‘Tiger on the land, crocodile in the water.’ Disney+ Hotstar’s latest crime thriller Karm Yuddh begins with this proverb in Bengal. The message is clear. Danger lurks everywhere and no one can be trusted. Directed by Ravi Adhikari, Karm Yuddh is an eight-episode series starring Satish Kaushik, Paoli Dam, Ashutosh Rana, Chandan Roy Sanyal and Pranay Pachauri in key roles.
A story set in Kolkata
The plot revolves around a ‘Roy’ family in Kolkata that owns a decades-old paper production business. The series begins with a fire accident that destroys the factory of Roy Industries in Kolkata, killing 40 workers. Only it was not an accident, but a premeditated conspiracy. This opens a can of worms in the family. As a battle for succession begins in this powerful business family, past secrets tumble out of the closet, aggravating the existing fault lines in the Roy household.
Game of thrones in the family business
Bhisham Roy (Satish Kaushik), who heads the business, comes under fire after the incident. He is being challenged by Indrani Roy (Paoli Dam), the wife of Bhisham’s younger brother Vardhaan Roy (Rajesh Khattar), who is paralysed. Indrani is vying for the top job in the company, much to Bhisham’s dislike.
The personal ambitions of Indrani and Bhisham set off an embittered game of thrones, leading to a series of crimes and backstabbing. As the episodes progress, the makers give us the backstories of the characters to put the ongoing battle of nerves into perspective.
Indrani’s Achilles’ heel in this succession war is her stepson Abhimanyu (Ankit Bisht), who is out to make things difficult for her. Then there is Abhimanyu’s college buddy Samay Shastri (Pranay Pachauri), who enters the scene to avenge the murder of his brother. His father Guru Shastri (Ashutosh Rana) is also related to the Roy family.

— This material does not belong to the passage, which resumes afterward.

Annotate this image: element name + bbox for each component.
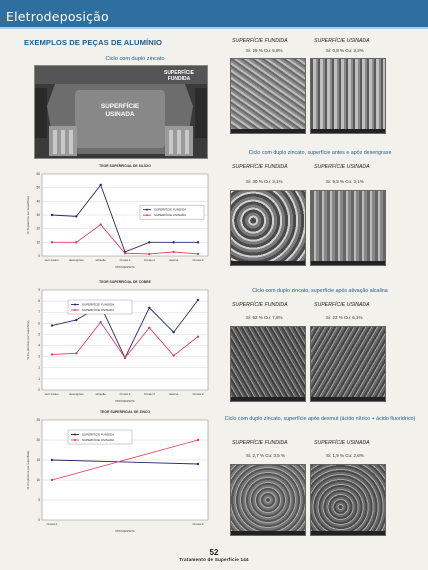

Strong performances but less screen time
Paoli Dam turns in a memorable performance as Indrani Roy, living up to the character of a woman in pursuit of power. Paoli’s cold stares speak volumes even in the simplest of scenes, like the one in which she is feeding her incapacitated husband. Her body language and measured dialogue delivery make Indrani very convincing.
For someone who’s associated more with comedy, Satish Kaushik is an interesting choice as a ruthless businessman who will go to any lengths to stay on top, and Kaushik delivers as expected. Ashutosh Rana brings poise and calm which are the requisites of his role. But both these actors are underutlised; they deserved more screen time.
Ankit Bisht as Abhimanyu Roy, Tara Alisha Berry as the vlogger Fiza, and Chandan Roy Sanyal as the media honcho make up a strong supporting cast. However, it’s Pranay Pachauri as Samar who is the surprise package in this show. A young man on a revenge mission, Pranay brings out the angst of a brother wronged. He has an electric screen presence that keeps you invested in his character.
What could have been better
Despite the power-packed performances, the series fails to make a lasting impact, largely because of the unnecessary subplots that drag the show. Abhimanyu’s love track is one such unwanted addition to the plot. There are also several other characters who simply flit in and out of the narrative, only to deliver a key piece to take the story forward.
The portrayal of the media is on the beaten track. The Naxal angle fails to scratch beyond the surface. From environmental concerns to illegitimate progenies, a lot of ideas have been packed into eight episodes of 40 minutes each. It becomes too much to take in, leaving one confused in the end. What would have been riveting is a neat plot focused on boardroom intrigues with less digressions.